On one hand, it's not that important that it's a popularity contest— does it solve your problem, good, use it.
On the other, MongoDB is different, right, it's not a relational database that people have been using for thirty years and we call that axiom conversation, I had at the beginning, if you are the one adopting MongoDB you have to take this idea and present it to the people that run the business, to your managers, to the tech team and say hey this is a safe thing for us to do, this is a good thing for us to do.
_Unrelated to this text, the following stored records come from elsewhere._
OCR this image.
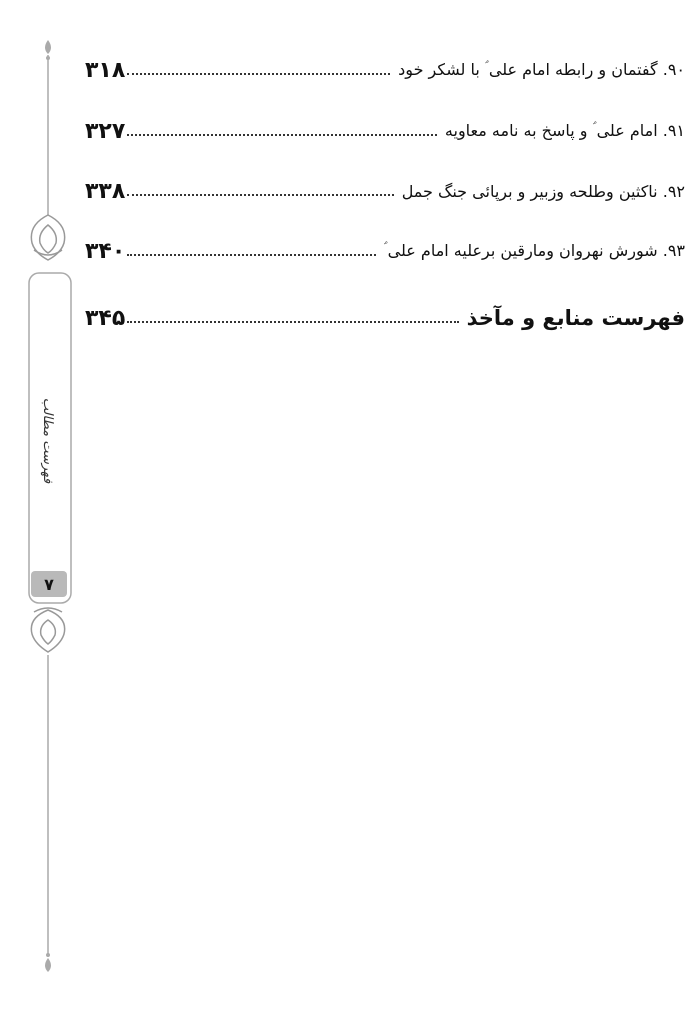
فهرست مطالب
۷
۳۱۸	۹۰. گفتمان و رابطه امام علی ؑ با لشکر خود
۳۲۷	۹۱. امام علی ؑ و پاسخ به نامه معاویه
۳۳۸	۹۲. ناکثین وطلحه وزبیر و برپائی جنگ جمل
۳۴۰	۹۳. شورش نهروان ومارقین برعلیه امام علی ؑ
۳۴۵	فهرست منابع و مآخذ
And so, by looking at the other users of MongoDB, how they're using it and how much data and traffic they are passing through it can give you some really good support like hey look it's working well for these companies, and they're way more risk adverse than we are, so if they can use it, we can totally use it.
So, with that in mind, let's go look at who uses MongoDB, so they have a whole page who uses MongoDB right here, we can flip through and there's a few major ones; so we've got MetLife, they're doing some pretty interesting things obviously they are a large insurance company they have a single view of a hundred million customers across 70 systems and they built this whole thing up on Mongo and it's 90 days, that's pretty cool.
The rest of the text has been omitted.